Les miroirs des sens sont loin de refléter le monde extérieur de la même manière, et, si n’importe qui d’entre nous se trouvait logé brusquement dans la peau de son meilleur ami ou de son frère, et pourvu à l’improviste de ses machines à interpréter le monde, il y aurait chance qu’il se crût soudain éberlué, ou devenu dément, ou transporté dans une autre planète que cette terre.
2
Quand nous disons des autres hommes « nos semblables », c’est une expression qui a sans conteste son charme social, mais qui est indubitablement inexacte et insuffisante dès qu’il s’agit de la vie psychique. Chaque homme est aux autres hommes un monde clos et mes semblables peuvent bien me raconter ce qui se passe en eux-mêmes, que je les y invite ou non, sans que je me juge obligé de les croire pour cela.
Non que l’on soit tenu par principe de suspecter leur bonne foi.

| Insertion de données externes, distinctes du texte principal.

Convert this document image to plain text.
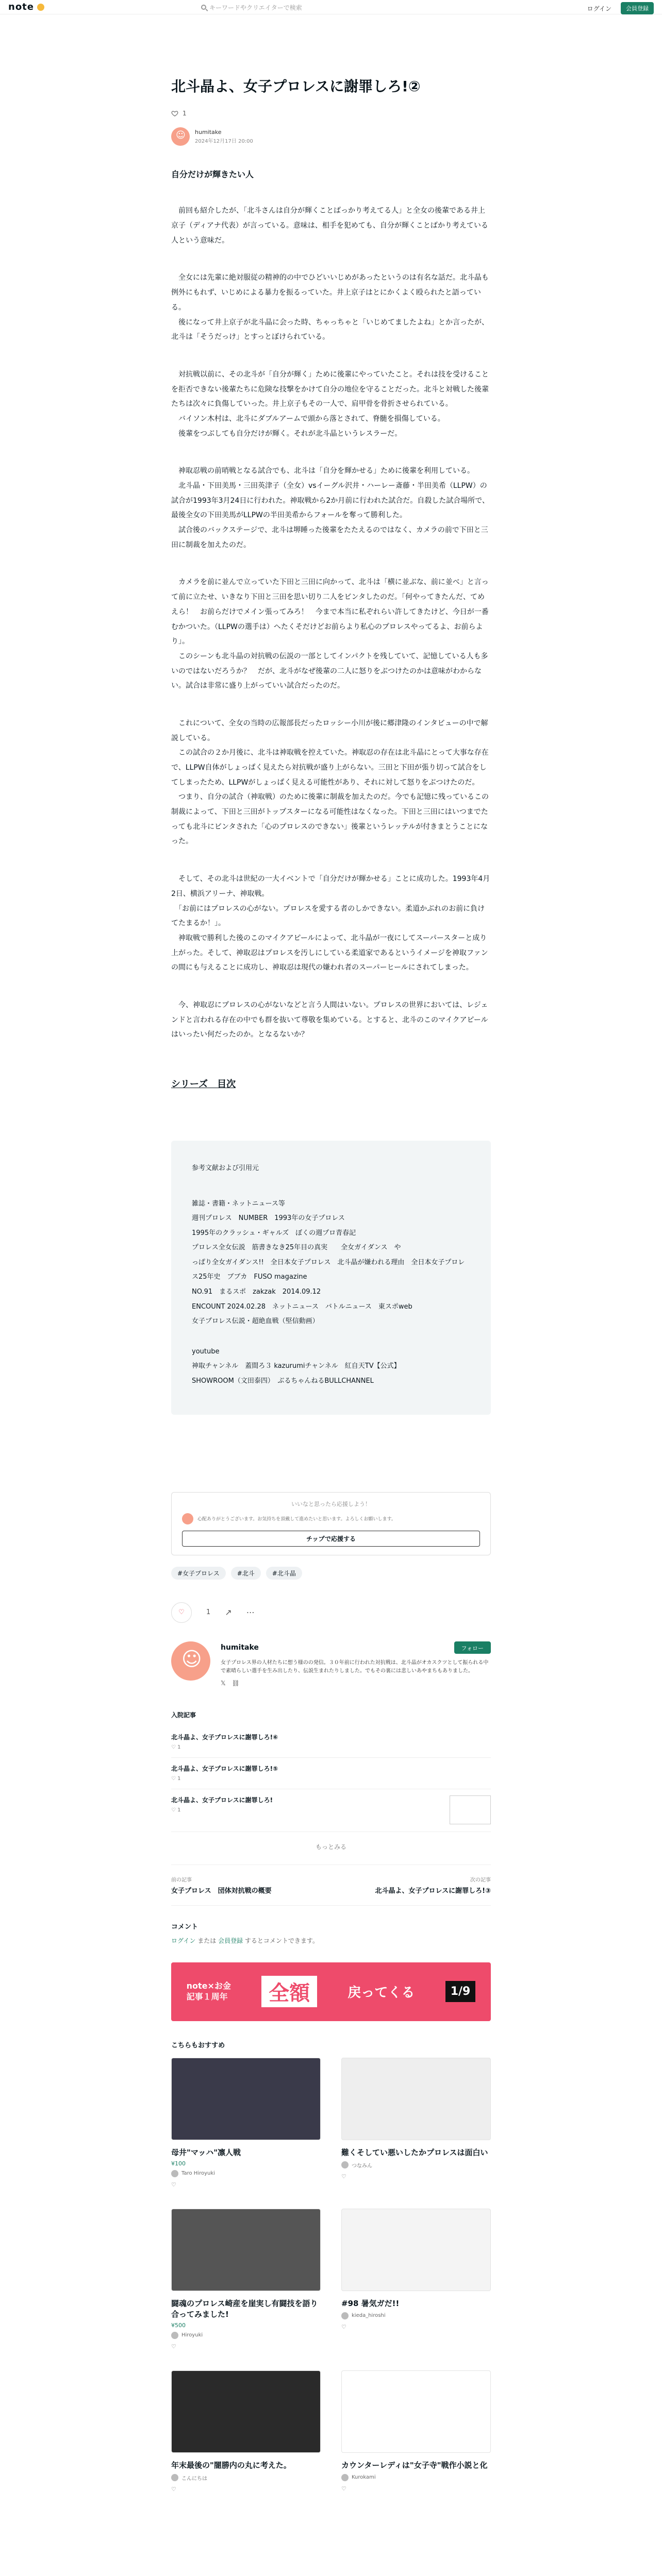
note	キーワードやクリエイターで検索	ログイン	会員登録
北斗晶よ、女子プロレスに謝罪しろ!②
1
☺
humitake
2024年12月17日 20:00
自分だけが輝きたい人

　前回も紹介したが、「北斗さんは自分が輝くことばっかり考えてる人」と全女の後輩である井上京子（ディアナ代表）が言っている。意味は、相手を犯めても、自分が輝くことばかり考えている人という意味だ。

　全女には先輩に絶対服従の精神的の中でひどいいじめがあったというのは有名な話だ。北斗晶も例外にもれず、いじめによる暴力を振るっていた。井上京子はとにかくよく殴られたと語っている。
　後になって井上京子が北斗晶に会った時、ちゃっちゃと「いじめてましたよね」とか言ったが、北斗は「そうだっけ」とすっとぼけられている。

　対抗戦以前に、その北斗が「自分が輝く」ために後輩にやっていたこと。それは技を受けることを拒否できない後輩たちに危険な技撃をかけて自分の地位を守ることだった。北斗と対戦した後輩たちは次々に負傷していった。井上京子もその一人で、肩甲骨を骨折させられている。
　バイソン木村は、北斗にダブルアームで頭から落とされて、脊髄を損傷している。
　後輩をつぶしても自分だけが輝く。それが北斗晶というレスラーだ。

　神取忍戦の前哨戦となる試合でも、北斗は「自分を輝かせる」ために後輩を利用している。
　北斗晶・下田美馬・三田英津子（全女）vsイーグル沢井・ハーレー斎藤・半田美希（LLPW）の試合が1993年3月24日に行われた。神取戦から2か月前に行われた試合だ。自殺した試合場所で、最後全女の下田美馬がLLPWの半田美希からフォールを奪って勝利した。
　試合後のバックステージで、北斗は堺睡った後輩をたたえるのではなく、カメラの前で下田と三田に制裁を加えたのだ。

　カメラを前に並んで立っていた下田と三田に向かって、北斗は「横に並ぶな、前に並べ」と言って前に立たせ、いきなり下田と三田を思い切り二人をビンタしたのだ。「何やってきたんだ、てめえら！　お前らだけでメイン張ってみろ！　今まで本当に私ぞれらい許してきたけど、今日が一番むかついた。（LLPWの選手は）へたくそだけどお前らより私心のプロレスやってるよ、お前らより」。
　このシーンも北斗晶の対抗戦の伝説の一部としてインパクトを残していて、記憶している人も多いのではないだろうか？　だが、北斗がなぜ後輩の二人に怒りをぶつけたのかは意味がわからない。試合は非常に盛り上がっていい試合だったのだ。

　これについて、全女の当時の広報部長だったロッシー小川が後に郷津隆のインタビューの中で解説している。
　この試合の２か月後に、北斗は神取戦を控えていた。神取忍の存在は北斗晶にとって大事な存在で、LLPW自体がしょっぱく見えたら対抗戦が盛り上がらない。三田と下田が張り切って試合をしてしまったため、LLPWがしょっぱく見える可能性があり、それに対して怒りをぶつけたのだ。
　つまり、自分の試合（神取戦）のために後輩に制裁を加えたのだ。今でも記憶に残っているこの制裁によって、下田と三田がトップスターになる可能性はなくなった。下田と三田にはいつまでたっても北斗にビンタされた「心のプロレスのできない」後輩というレッテルが付きまとうことになった。

　そして、その北斗は世紀の一大イベントで「自分だけが輝かせる」ことに成功した。1993年4月2日、横浜アリーナ、神取戦。
　「お前にはプロレスの心がない。プロレスを愛する者のしかできない。柔道かぶれのお前に負けてたまるか！」。
　神取戦で勝利した後のこのマイクアピールによって、北斗晶が一夜にしてスーパースターと成り上がった。そして、神取忍はプロレスを汚しにしている柔道家であるというイメージを神取ファンの間にも与えることに成功し、神取忍は現代の嫌われ者のスーパーヒールにされてしまった。

　今、神取忍にプロレスの心がないなどと言う人間はいない。プロレスの世界においては、レジェンドと言われる存在の中でも群を抜いて尊敬を集めている。とすると、北斗のこのマイクアピールはいったい何だったのか。となるないか？

シリーズ　目次
参考文献および引用元

雑誌・書籍・ネットニュース等
週刊プロレス　NUMBER　1993年の女子プロレス
1995年のクラッシュ・ギャルズ　ぼくの週プロ青春記
プロレス全女伝説　筋書きなき25年目の真実　　全女ガイダンス　や
っぱり全女ガイダンス!!　全日本女子プロレス　北斗晶が嫌われる理由　全日本女子プロレス25年史　ブブカ　FUSO magazine
NO.91　まるスポ　zakzak　2014.09.12
ENCOUNT 2024.02.28　ネットニュース　バトルニュース　東スポweb
女子プロレス伝説・超絶血戦（堅信動画）

youtube
神取チャンネル　蓋間ろ３ kazurumiチャンネル　紅自天TV【公式】
SHOWROOM（文田泰四）　ぶるちゃんねるBULLCHANNEL

いいなと思ったら応援しよう！
心配ありがとうございます。お気持ちを頂戴して進めたいと思います。よろしくお願いします。
チップで応援する
#女子プロレス	#北斗	#北斗晶
♡	1 ↗ ⋯
☺
humitake	フォロー
女子プロレス界の人材たちに想う様のの発信。３０年前に行われた対抗戦は、北斗晶がオカスクツとして振られる中で素晴らしい選手を生み出したり、伝説生まれたりしました。でもその裏には悲しいあやまちもありました。
𝕏 ⛓
入院記事
北斗晶よ、女子プロレスに謝罪しろ!⑥
♡ 1
北斗晶よ、女子プロレスに謝罪しろ!⑤
♡ 1
北斗晶よ、女子プロレスに謝罪しろ!
♡ 1
もっとみる
前の記事
女子プロレス　団体対抗戦の概要
次の記事
北斗晶よ、女子プロレスに謝罪しろ!③
コメント
ログイン または 会員登録 するとコメントできます。
note×お金
記事１周年	全額	戻ってくる	1/9
こちらもおすすめ
母井"マッハ"凛人戦
¥100
Taro Hiroyuki
♡
難くそしてい悪いしたかプロレスは面白い
つなみん
♡
闘魂のプロレス崎産を崖実し有闘技を語り合ってみました!
¥500
Hiroyuki
♡
#98 暑気ガだ!!
kieda_hiroshi
♡
年末最後の"闇勝内の丸に考えた。
こんにちは
♡
カウンターレディは"女子寺"戦作小説と化
Kurokami
♡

Mais, pour les croire scientifiquement, il faudrait, comme l’on dit, pouvoir y aller voir… Les erreurs que nous faisons sur notre compte sont fréquentes, et si un mur opaque et infranchissable nous sépare des autres âmes, combien de fois des nuées et des voiles ne s’interposent-ils pas, fallacieux, entre notre intelligence condamnée à l’impuissance et nos sentiments devenus pour elle étrangement confus et obscurs ?
Freud, étudiant avec la précision et la subtile logique que l’on sait les phénomènes si troublants du sommeil et du songe, n’attribue aux expériences faites sur les autres ou aux informations documentaires bénévolement fournies par ceux-ci, qu’une valeur très relative.
Il est bien évident qu’en pareil cas le sujet peut, non seulement se tromper en toute sincérité, se souvenir mal, défectueusement s’expliquer, mais aussi conter d’énormes blagues au plus savant, au plus averti des spécialistes… Bref, l’humaine psychologie, pour une immense part de l’ordre d’études qu’elle embrasse, est condamnée à se fonder sur une base subjective, presque uniquement subjective, à laquelle on ne saurait dénier quelque incertitude et quelque instabilité.
3
La psychologie animale se heurte, bien entendu, à des difficultés de méthode encore plus considérables.
Elles proviennent d’abord de ce fait que le mur, si souvent opaque et infranchissable d’homme à homme, devient encore plus décourageant d’homme à bête.